We did see one house.  It is a big sucker, coming in around 3,000 Sq. Ft.  It was built 20 years ago by a well to do Panamanian jeweler before he became interested in commodities which eventually lost him this house, the jewelry business and his house in the city.  The house is now empty and has been so for about two years.  It is a striking house from the exterior due to the vast amount of glass.  Here of some shots of the massive main floor.  Bedrooms and bathrooms are all king sized and there is a third floor with a loft suite.  The attic is also a good size.  When you look at the workmanship here, it strikes me that this would be hard to get today.  Large hardwood beams supporting the roof are open to the house and the intricacy of the beam arrangement over the large turret is interesting.  I just realized that I missed getting a shot of the outside of this place so will have to catch it up in the next day or two.  The house is listed for $308K but Paul tells us the owners would accept $275K.  He says that if someone wanted to turn the main floor into a steak and lobster restaurant, only open on weekends, that it would be a license to print money because the closest such place is all the way across town in Panama City.  All we need is a chef!!!

Living costs here in Cerro Azul are relatively small.  You don’t need air conditioning or heating so electricity is not much.  Antonio tells us he pays around $30 per month for electricity.  Water is $10 to $15 per month.  DSL Internet service is $16 per month with your phone.  Gas depends on use.  Everything here runs on propane.  You can get the big tanks (hundred pounders) that have to be swapped out by a truck or you can have a few 25 pounders and look after the filling yourself when you go into town.  Antonio says he uses about three per month for him and his wife and because the government subsidizes the 25 pounders, they only cost $4.50 per fill.  He says that the hundred pounders are expensive.  Oh and then  the equivalent of a condo fee that every lot pays.  It covers the maintenance of the pool, tennis courts, and restaurant complex as well as trail maintenance, road repair and debris cleanup when needed.  For all that you pay $27 per month.   A handyman will cost you $25 per day.

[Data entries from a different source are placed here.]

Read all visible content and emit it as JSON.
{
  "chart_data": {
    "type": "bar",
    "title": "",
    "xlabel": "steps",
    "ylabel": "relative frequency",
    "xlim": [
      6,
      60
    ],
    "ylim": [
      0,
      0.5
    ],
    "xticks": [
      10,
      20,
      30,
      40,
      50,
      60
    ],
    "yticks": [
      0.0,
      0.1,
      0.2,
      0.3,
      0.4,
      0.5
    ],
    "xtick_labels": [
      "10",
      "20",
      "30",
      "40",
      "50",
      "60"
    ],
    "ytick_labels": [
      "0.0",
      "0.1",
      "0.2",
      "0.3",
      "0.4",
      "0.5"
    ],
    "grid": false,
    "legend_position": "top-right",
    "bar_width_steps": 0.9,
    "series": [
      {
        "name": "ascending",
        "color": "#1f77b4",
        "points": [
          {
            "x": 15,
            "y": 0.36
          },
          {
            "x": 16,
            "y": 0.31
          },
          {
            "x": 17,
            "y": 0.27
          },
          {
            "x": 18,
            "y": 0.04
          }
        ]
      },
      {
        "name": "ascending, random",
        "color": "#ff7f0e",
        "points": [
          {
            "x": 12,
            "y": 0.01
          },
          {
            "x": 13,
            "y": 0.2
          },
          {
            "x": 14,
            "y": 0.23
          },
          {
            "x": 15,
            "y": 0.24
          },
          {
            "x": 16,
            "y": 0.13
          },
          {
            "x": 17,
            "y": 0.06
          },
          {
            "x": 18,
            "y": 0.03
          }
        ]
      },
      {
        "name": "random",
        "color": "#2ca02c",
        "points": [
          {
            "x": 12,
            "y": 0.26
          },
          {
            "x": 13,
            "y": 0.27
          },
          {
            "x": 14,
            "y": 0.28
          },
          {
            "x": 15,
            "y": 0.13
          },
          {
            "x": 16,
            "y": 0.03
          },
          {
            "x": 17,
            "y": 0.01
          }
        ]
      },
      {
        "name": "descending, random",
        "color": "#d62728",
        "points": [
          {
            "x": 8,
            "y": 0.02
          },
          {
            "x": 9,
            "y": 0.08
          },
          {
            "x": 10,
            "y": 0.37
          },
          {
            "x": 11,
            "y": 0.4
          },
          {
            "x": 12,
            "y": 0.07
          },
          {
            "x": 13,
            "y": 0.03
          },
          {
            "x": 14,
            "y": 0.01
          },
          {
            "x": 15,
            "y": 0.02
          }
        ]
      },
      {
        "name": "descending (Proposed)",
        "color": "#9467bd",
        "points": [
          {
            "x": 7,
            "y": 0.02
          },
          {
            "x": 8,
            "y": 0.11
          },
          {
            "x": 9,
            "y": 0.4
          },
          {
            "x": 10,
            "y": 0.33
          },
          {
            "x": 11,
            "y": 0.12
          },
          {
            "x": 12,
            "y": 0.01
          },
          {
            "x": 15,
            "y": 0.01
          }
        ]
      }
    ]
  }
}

I wanted to check out the pool, so we piled into our trusty Toyota and drove down to the pool complex.  It takes about 15 minutes.  The area is beautifully kept and includes the pool, tennis courts, the restaurant building and several little picnic areas carved out of the hillside, each with its own bright little blue roof.  The area has lots of concrete walkways to get you from one place to another.  The gigantic pool was actually quite cool, compared to the one at our last hotel, but very clean and very refreshing.  As you can see, there are no people here.  It only gets a bit busy on weekends.

 

 

 

Well after all that, we needed dinner.  We had decided earlier to try a restaurant outside the gate about 6.5 Km from here.  Due to the winding road, it takes about 25 minutes to drive there.  It is called La Posada De Ferhisse and is definitely Panamanian.  We were pleasantly surprised when we walked in to be given menus with both Spanish and English so we could point out our selections to the wait person who seemed to speak only Spanish.  We ordered roast chicken and fish of the day.  Along with salads and a couple of soft drinks, the total came to a whopping $12.  Oh, and by the way, the food was really good!  We would give this place a double thumbs up!

 

 

 

 

Tomorrow, we have plans to head into the jungle!  I’ll tell you about it then (if we make it back) Smile.